BOSTON – U.S. Massachusetts Sen. Elizabeth Warren likes to talk about the problem with student loan debt.

She’s even hosting several events with Representative Elijah Cummings, a fellow Democrat, as part of a “Middle Class Prosperity Project,” which included a recent talk about “the student debt crisis” at the University of Massachusetts yesterday, CBS Boston reports.

Warren’s suggestion is to reduce the interest rate on student loans, and she introduced a bill about a year ago to do just that. But what Warren and her supporters don’t discuss is the absurdly high salaries for college professors, and she’s been among the top earners, according to Associated Press reports.

“ … Elizabeth Warren was paid $429,981 as a Harvard law professor from 2010 to 2011,” the AP reported in 2012, and “got nearly $134,000 in consulting fees on legal cases in 2010.”

Those earnings were on top of investments, book deals, and other income that places Warren squarely in the vilified One Percent.

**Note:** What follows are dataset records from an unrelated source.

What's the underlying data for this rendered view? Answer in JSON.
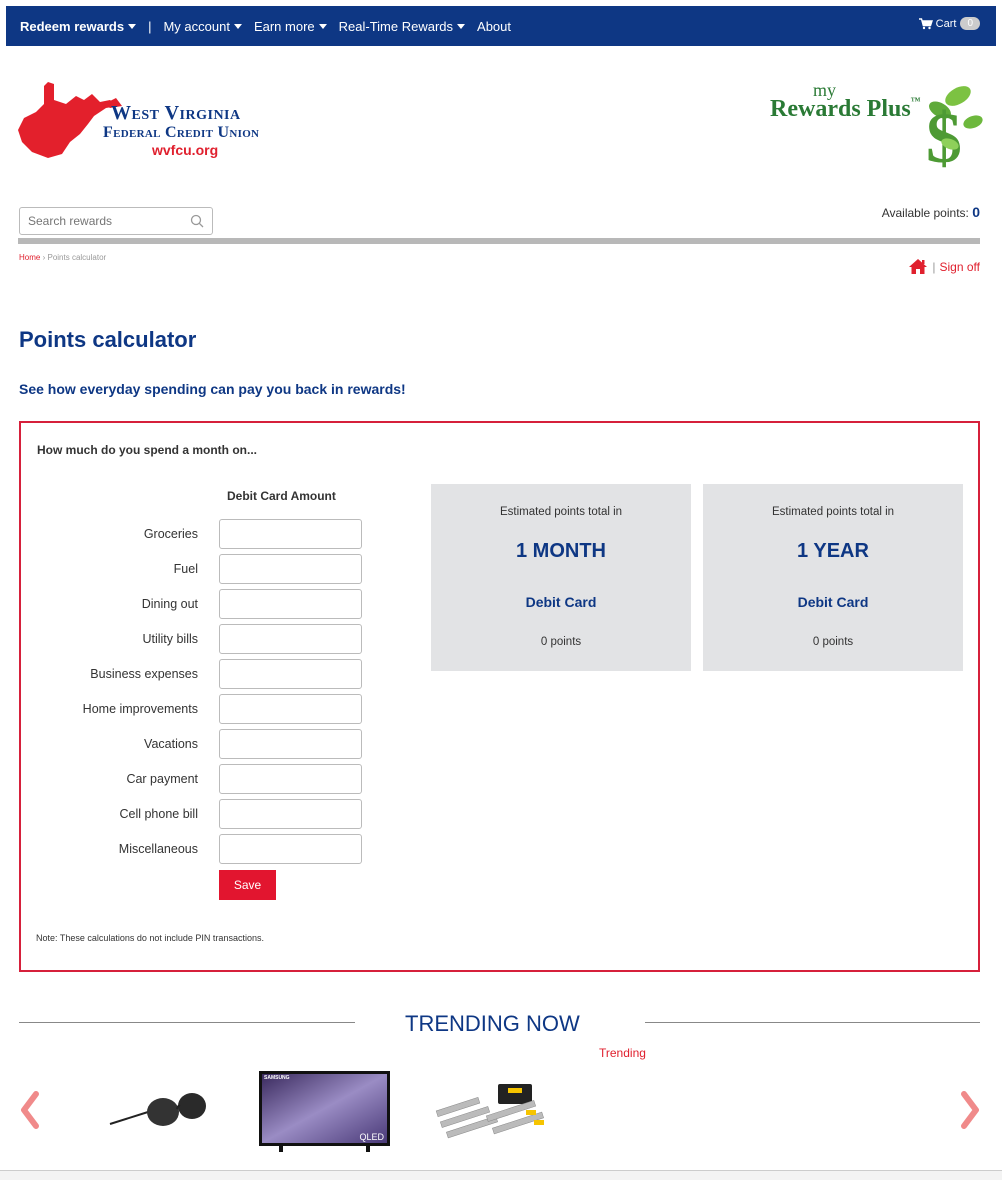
{
  "nav": {
    "items": [
      {
        "label": "Redeem rewards",
        "bold": true,
        "caret": true
      },
      {
        "label": "My account",
        "bold": false,
        "caret": true
      },
      {
        "label": "Earn more",
        "bold": false,
        "caret": true
      },
      {
        "label": "Real-Time Rewards",
        "bold": false,
        "caret": true
      },
      {
        "label": "About",
        "bold": false,
        "caret": false
      }
    ],
    "separator": "|",
    "cart_label": "Cart",
    "cart_count": "0"
  },
  "logo": {
    "line1": "West Virginia",
    "line2": "Federal Credit Union",
    "site": "wvfcu.org",
    "program_my": "my",
    "program_name": "Rewards Plus",
    "program_tm": "™"
  },
  "search": {
    "placeholder": "Search rewards",
    "icon": "search-icon"
  },
  "points": {
    "label": "Available points:",
    "value": "0"
  },
  "breadcrumb": {
    "home": "Home",
    "sep": "›",
    "current": "Points calculator"
  },
  "account": {
    "home_icon": "home-icon",
    "sign_off": "Sign off",
    "pipe": "|"
  },
  "page": {
    "title": "Points calculator",
    "subtitle": "See how everyday spending can pay you back in rewards!"
  },
  "calculator": {
    "question": "How much do you spend a month on...",
    "column_header": "Debit Card Amount",
    "rows": [
      {
        "label": "Groceries",
        "value": ""
      },
      {
        "label": "Fuel",
        "value": ""
      },
      {
        "label": "Dining out",
        "value": ""
      },
      {
        "label": "Utility bills",
        "value": ""
      },
      {
        "label": "Business expenses",
        "value": ""
      },
      {
        "label": "Home improvements",
        "value": ""
      },
      {
        "label": "Vacations",
        "value": ""
      },
      {
        "label": "Car payment",
        "value": ""
      },
      {
        "label": "Cell phone bill",
        "value": ""
      },
      {
        "label": "Miscellaneous",
        "value": ""
      }
    ],
    "save_label": "Save",
    "note": "Note: These calculations do not include PIN transactions.",
    "estimates": [
      {
        "label": "Estimated points total in",
        "period": "1 MONTH",
        "card": "Debit Card",
        "points": "0 points"
      },
      {
        "label": "Estimated points total in",
        "period": "1 YEAR",
        "card": "Debit Card",
        "points": "0 points"
      }
    ]
  },
  "trending": {
    "title": "TRENDING NOW",
    "subtitle": "Trending",
    "products": [
      {
        "name": "sunglasses"
      },
      {
        "name": "tv",
        "brand": "SAMSUNG",
        "badge": "QLED"
      },
      {
        "name": "tool-set"
      }
    ]
  },
  "colors": {
    "navy": "#0e3784",
    "red": "#e0202e",
    "box_border": "#d6203b",
    "green": "#2a7a35"
  }
}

That makes her recent comments to WBZ NewsRadio 1030 seem all the more hypocritical.

“This is about the kids who weren’t born into the families where mom and dad could just write a check out of petty cash,” Warren told the radio station, according to CBS Boston.

“These are kids who have worked hard, who played by the rules who’ve gotten into good schools.”

Warren complains that many of those students are saddled with unbearable debt upon graduation, and it’s not fair.

“For me this is very personal,” she said. “I graduated from a commuter college that cost $50 per semester.

“These are state schools … many of them doing anything they can to keep costs under control but if the family has to pick up a much larger share then that’s experienced as rising tuition.”

The U.S. Bureau of Labor Statistics reports that tuition has increased by 559 percent in the last 30 years, but what Warren and others don’t seem willing to discuss is how their overblown salaries as professors are contributing to the problem.

WBZ reports “neither Warren nor Cummings would commit to backing President Obama’s push for more financial accountability from academia,” according to CBS Boston.

Students, meanwhile, are stuck with big bills while Warren and others prattle about interest rates.

“One student at the (recent UMass Boston) forum said he has about $30,000 to $40,000 in student loans, while a fellow student said she has $60,000 in unsubsidized loans as well as $20,000 in subsidized ones,” CBS Boston reports.

“Public education shouldn’t be costing us $20,000 a year,” UMass senior Brina Lemrise told the news site.

Junior Joshua DeCosta agreed, and seemed perturbed by the lack of action to fix the problem.

“Education is the one thing I feel that all politicians always say they care about and yet it’s never shown in the legislation,” he told CBS Boston.